Sunday Poster Session
Category: Endoscopy Video Forum
Albert Manudhane, MD
The Ohio State University Wexner Medical Center
Columbus, OH
EUS-Directed transGastric ERCP (EDGE) for the purpose of accessing the duodenum for performing an ERCP has been well described in the literature in patients status-post (s/p) Roux-en-Y gastric bypass (RYGB). EDGE may also be utilized for treating upper gastrointestinal (GI) bleeding in these patients.
A 48-year-old female (Jehovah’s Witness) with history of a RYGB presented with melena and anemia. She was started on pantoprazole and upper endoscopy revealed a healthy appearing gastrojejunal anastomosis and no source of bleeding. She was discharged with plans to have an outpatient colonoscopy. She re-presented to the hospital, however, with a hemoglobin of 5.0 g/dL and melena. CT angiography was performed which demonstrated high density fluid in the excluded stomach concerning for hemorrhagic fluid and fat stranding along the descending duodenum. She was subsequently transferred to our center for further care.
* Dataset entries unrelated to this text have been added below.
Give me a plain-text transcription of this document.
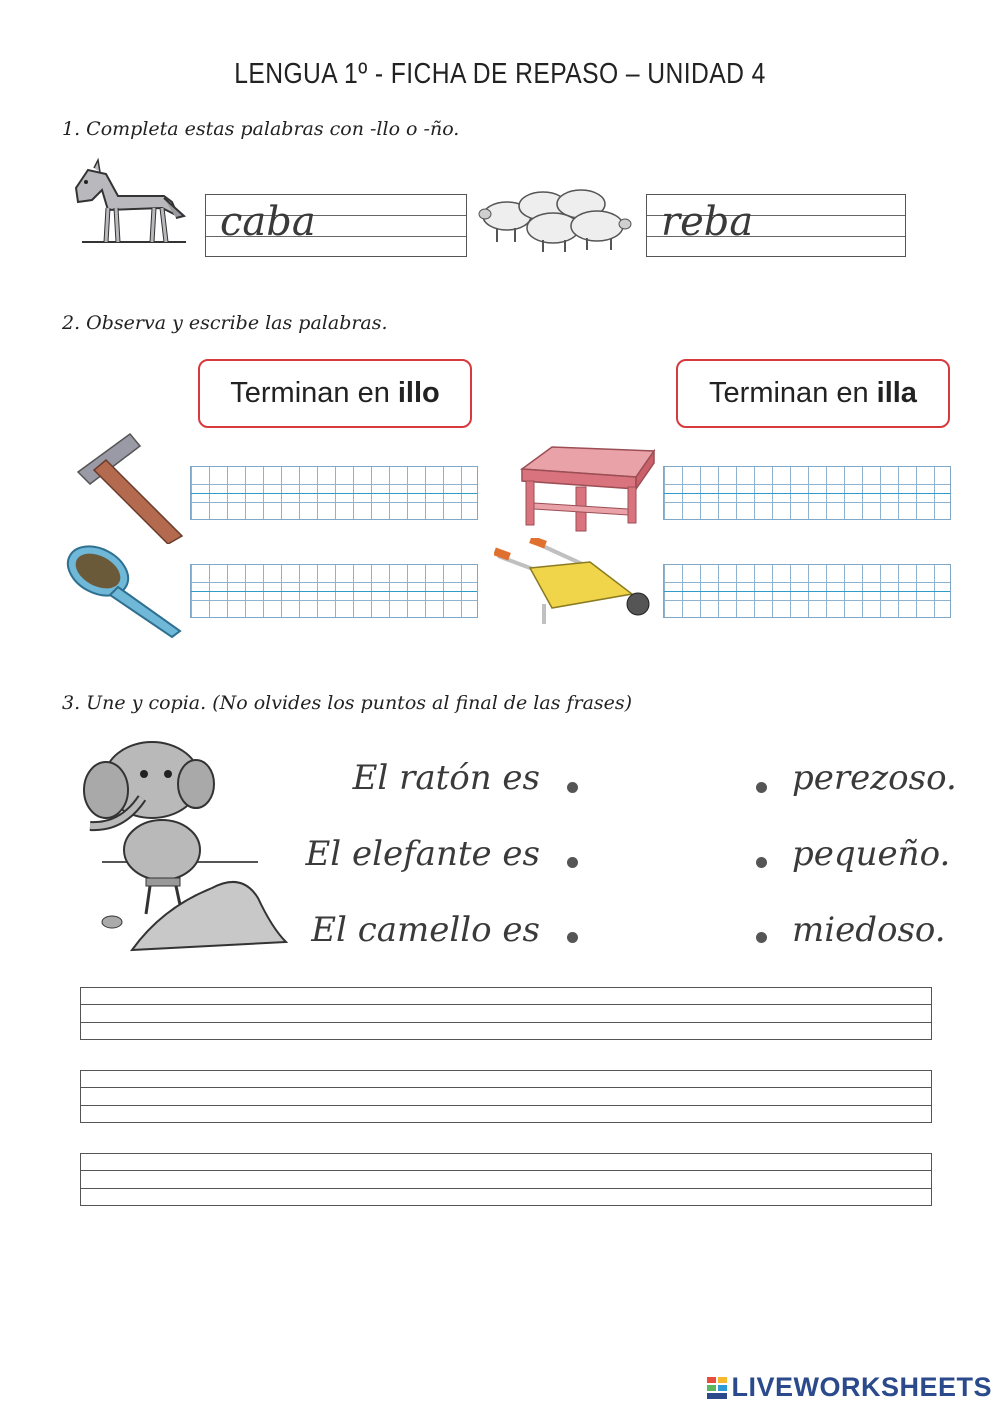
LENGUA 1º - FICHA DE REPASO – UNIDAD 4
1. Completa estas palabras con -llo o -ño.
caba	reba
2. Observa y escribe las palabras.
Terminan en illo	Terminan en illa
3. Une y copia. (No olvides los puntos al final de las frases)
El ratón es
El elefante es
El camello es
perezoso.
pequeño.
miedoso.
LIVEWORKSHEETS
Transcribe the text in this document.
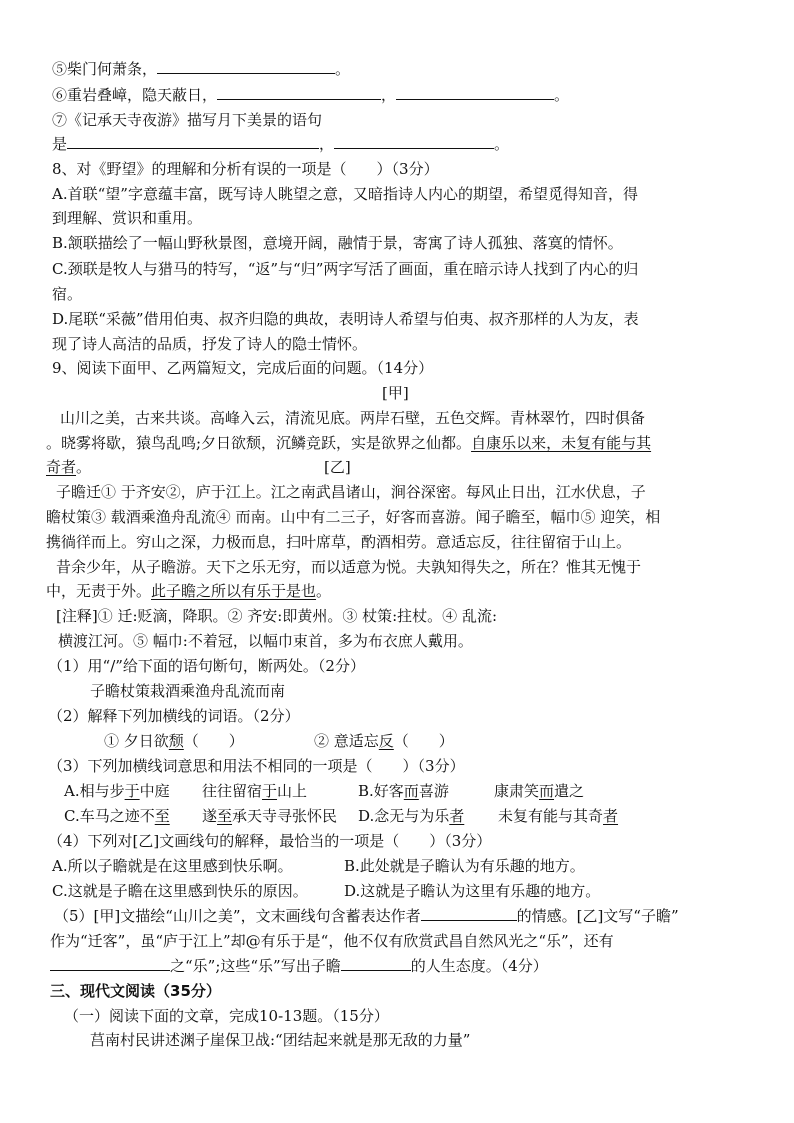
⑤柴门何萧条，	。
⑥重岩叠嶂，隐天蔽日，	，	。
⑦《记承天寺夜游》描写月下美景的语句
是	，	。
8、对《野望》的理解和分析有误的一项是（　　）（3分）
A.首联“望”字意蕴丰富，既写诗人眺望之意，又暗指诗人内心的期望，希望觅得知音，得
到理解、赏识和重用。
B.颔联描绘了一幅山野秋景图，意境开阔，融情于景，寄寓了诗人孤独、落寞的情怀。
C.颈联是牧人与猎马的特写，“返”与“归”两字写活了画面，重在暗示诗人找到了内心的归
宿。
D.尾联“采薇”借用伯夷、叔齐归隐的典故，表明诗人希望与伯夷、叔齐那样的人为友，表
现了诗人高洁的品质，抒发了诗人的隐士情怀。
9、阅读下面甲、乙两篇短文，完成后面的问题。（14分）
[甲]
山川之美，古来共谈。高峰入云，清流见底。两岸石壁，五色交辉。青林翠竹，四时俱备
。晓雾将歇，猿鸟乱鸣;夕日欲颓，沉鳞竞跃，实是欲界之仙都。自康乐以来，未复有能与其
奇者。	[乙]
子瞻迁① 于齐安②，庐于江上。江之南武昌诸山，涧谷深密。每风止日出，江水伏息，子
瞻杖策③ 载酒乘渔舟乱流④ 而南。山中有二三子，好客而喜游。闻子瞻至，幅巾⑤ 迎笑，相
携徜徉而上。穷山之深，力极而息，扫叶席草，酌酒相劳。意适忘反，往往留宿于山上。
昔余少年，从子瞻游。天下之乐无穷，而以适意为悦。夫孰知得失之，所在？惟其无愧于
中，无责于外。此子瞻之所以有乐于是也。
[注释]① 迁:贬滴，降职。② 齐安:即黄州。③ 杖策:拄杖。④ 乱流:
横渡江河。⑤ 幅巾:不着冠，以幅巾束首，多为布衣庶人戴用。
（1）用“/”给下面的语句断句，断两处。（2分）
子瞻杖策栽酒乘渔舟乱流而南
（2）解释下列加横线的词语。（2分）
① 夕日欲颓（　　）	② 意适忘反（　　）
（3）下列加横线词意思和用法不相同的一项是（　　）（3分）
A.相与步于中庭 往往留宿于山上	B.好客而喜游	康肃笑而遣之
C.车马之迹不至 遂至承天寺寻张怀民 D.念无与为乐者 未复有能与其奇者
（4）下列对[乙]文画线句的解释，最恰当的一项是（　　）（3分）
A.所以子瞻就是在这里感到快乐啊。	B.此处就是子瞻认为有乐趣的地方。
C.这就是子瞻在这里感到快乐的原因。 D.这就是子瞻认为这里有乐趣的地方。
（5）[甲]文描绘“山川之美”，文末画线句含蓄表达作者	的情感。[乙]文写“子瞻”
作为“迁客”，虽“庐于江上”却@有乐于是“，他不仅有欣赏武昌自然风光之“乐”，还有
之“乐”;这些“乐”写出子瞻	的人生态度。（4分）
三、现代文阅读（35分）
（一）阅读下面的文章，完成10-13题。（15分）
莒南村民讲述渊子崖保卫战:“团结起来就是那无敌的力量”
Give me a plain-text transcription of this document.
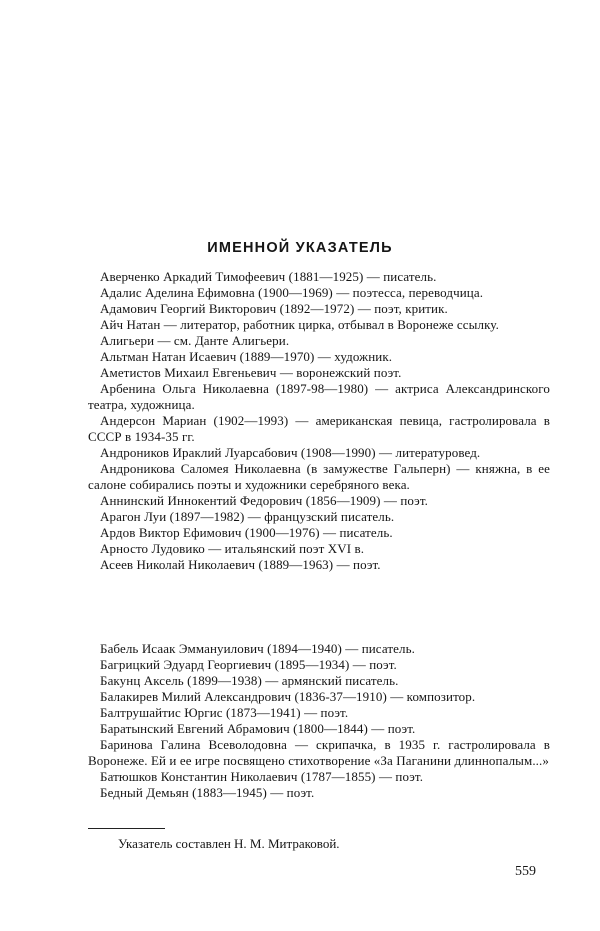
ИМЕННОЙ УКАЗАТЕЛЬ

Аверченко Аркадий Тимофеевич (1881—1925) — писатель.

Адалис Аделина Ефимовна (1900—1969) — поэтесса, переводчица.

Адамович Георгий Викторович (1892—1972) — поэт, критик.

Айч Натан — литератор, работник цирка, отбывал в Воронеже ссылку.

Алигьери — см. Данте Алигьери.

Альтман Натан Исаевич (1889—1970) — художник.

Аметистов Михаил Евгеньевич — воронежский поэт.

Арбенина Ольга Николаевна (1897-98—1980) — актриса Александринского театра, художница.

Андерсон Мариан (1902—1993) — американская певица, гастролировала в СССР в 1934-35 гг.

Андроников Ираклий Луарсабович (1908—1990) — литературовед.

Андроникова Саломея Николаевна (в замужестве Гальперн) — княжна, в ее салоне собирались поэты и художники серебряного века.

Аннинский Иннокентий Федорович (1856—1909) — поэт.

Арагон Луи (1897—1982) — французский писатель.

Ардов Виктор Ефимович (1900—1976) — писатель.

Арносто Лудовико — итальянский поэт XVI в.

Асеев Николай Николаевич (1889—1963) — поэт.

Бабель Исаак Эммануилович (1894—1940) — писатель.

Багрицкий Эдуард Георгиевич (1895—1934) — поэт.

Бакунц Аксель (1899—1938) — армянский писатель.

Балакирев Милий Александрович (1836-37—1910) — композитор.

Балтрушайтис Юргис (1873—1941) — поэт.

Баратынский Евгений Абрамович (1800—1844) — поэт.

Баринова Галина Всеволодовна — скрипачка, в 1935 г. гастролировала в Воронеже. Ей и ее игре посвящено стихотворение «За Паганини длиннопалым...»

Батюшков Константин Николаевич (1787—1855) — поэт.

Бедный Демьян (1883—1945) — поэт.

Указатель составлен Н. М. Митраковой.
559
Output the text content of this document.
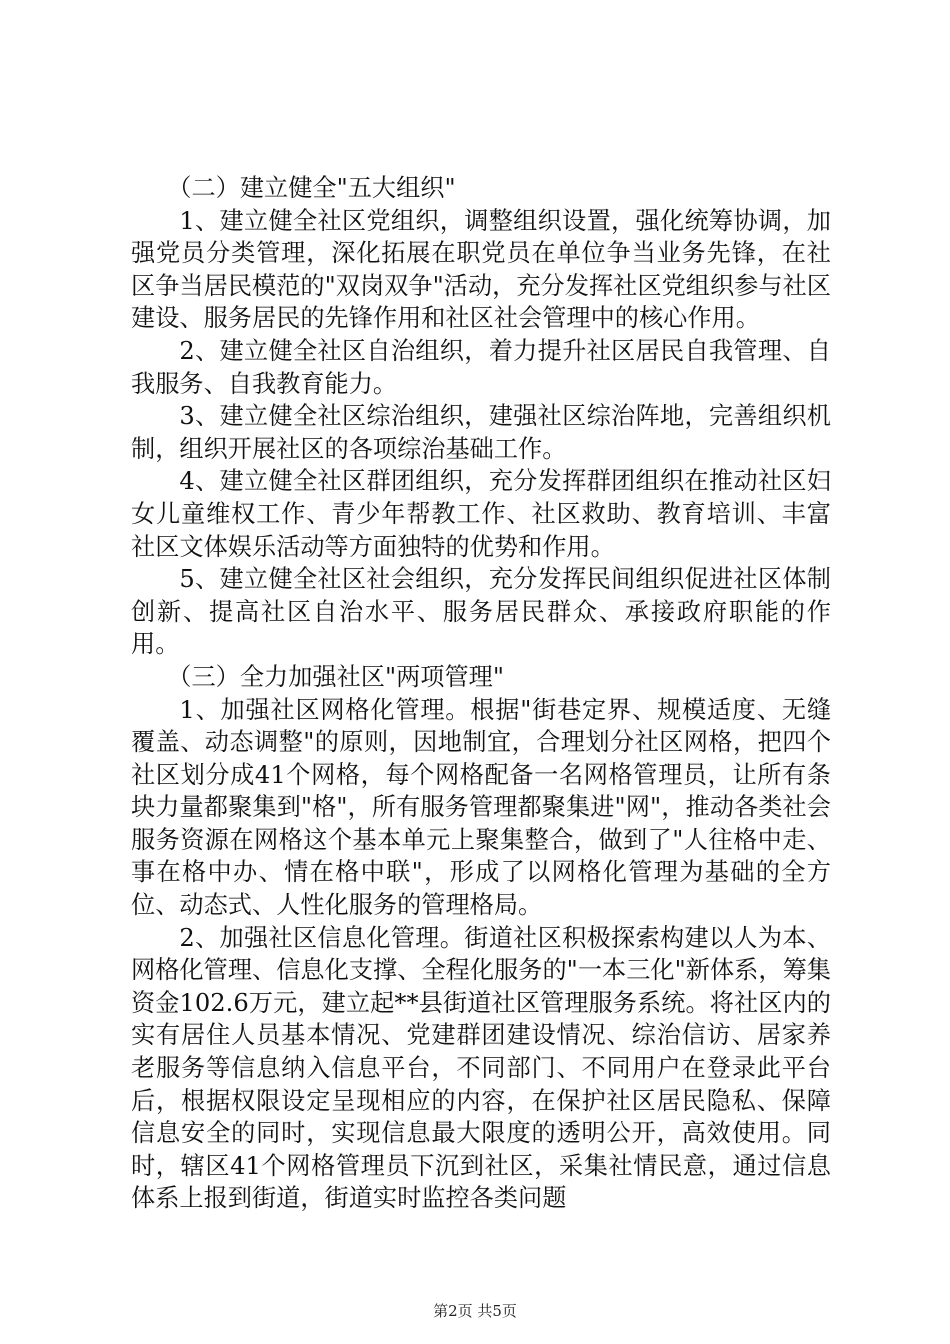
（二）建立健全"五大组织"

1、建立健全社区党组织，调整组织设置，强化统筹协调，加强党员分类管理，深化拓展在职党员在单位争当业务先锋，在社区争当居民模范的"双岗双争"活动，充分发挥社区党组织参与社区建设、服务居民的先锋作用和社区社会管理中的核心作用。

2、建立健全社区自治组织，着力提升社区居民自我管理、自我服务、自我教育能力。

3、建立健全社区综治组织，建强社区综治阵地，完善组织机制，组织开展社区的各项综治基础工作。

4、建立健全社区群团组织，充分发挥群团组织在推动社区妇女儿童维权工作、青少年帮教工作、社区救助、教育培训、丰富社区文体娱乐活动等方面独特的优势和作用。

5、建立健全社区社会组织，充分发挥民间组织促进社区体制创新、提高社区自治水平、服务居民群众、承接政府职能的作用。

（三）全力加强社区"两项管理"

1、加强社区网格化管理。根据"街巷定界、规模适度、无缝覆盖、动态调整"的原则，因地制宜，合理划分社区网格，把四个社区划分成41个网格，每个网格配备一名网格管理员，让所有条块力量都聚集到"格"，所有服务管理都聚集进"网"，推动各类社会服务资源在网格这个基本单元上聚集整合，做到了"人往格中走、事在格中办、情在格中联"，形成了以网格化管理为基础的全方位、动态式、人性化服务的管理格局。

2、加强社区信息化管理。街道社区积极探索构建以人为本、网格化管理、信息化支撑、全程化服务的"一本三化"新体系，筹集资金102.6万元，建立起**县街道社区管理服务系统。将社区内的实有居住人员基本情况、党建群团建设情况、综治信访、居家养老服务等信息纳入信息平台，不同部门、不同用户在登录此平台后，根据权限设定呈现相应的内容，在保护社区居民隐私、保障信息安全的同时，实现信息最大限度的透明公开，高效使用。同时，辖区41个网格管理员下沉到社区，采集社情民意，通过信息体系上报到街道，街道实时监控各类问题

第2页 共5页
After discussion with the patient regarding treatment options including balloon-assisted enteroscopy to access the excluded stomach and single-session EDGE, the patient opted for the latter. After successful placement of gastrogastric 20 mm x 10 mm lumen-apposing metal stent (LAMS) and stent fixation via endoscopic suturing, a standard gastroscope was utilized for examination of the excluded stomach. A 20 mm ulcer was found in the first portion of the duodenum with a red pigmented spot. Thermal therapy of the pigmented spot was performed using bipolar cautery. Given the patient’s desire to avoid blood products, we then placed a 20 mm x 10 mm LAMS to reduce the risk of re-bleeding via tamponade of the ulcer and to allow for healing. Removal of the duodenal LAMS on repeat endoscopy one month later revealed complete healing of the duodenal ulcer. The patient had both LAMS removed therefore and has had no further bleeding.
The EDGE procedure allows for access to the excluded stomach and duodenum in patients s/p RYGB. While commonly performed for the management of pancreaticobiliary pathology, we describe the use of a single-session EDGE to treat GI bleeding secondary to peptic ulcer disease. Furthermore, we utilized a luminal LAMS for a tamponade effect and preventing exposure of the ulcer to acidic contents to reduce the risk of re-bleeding given the patient’s belief system. Both LAMS were able to be successfully removed after 1 month with resolution of the patient’s ulcer and bleeding.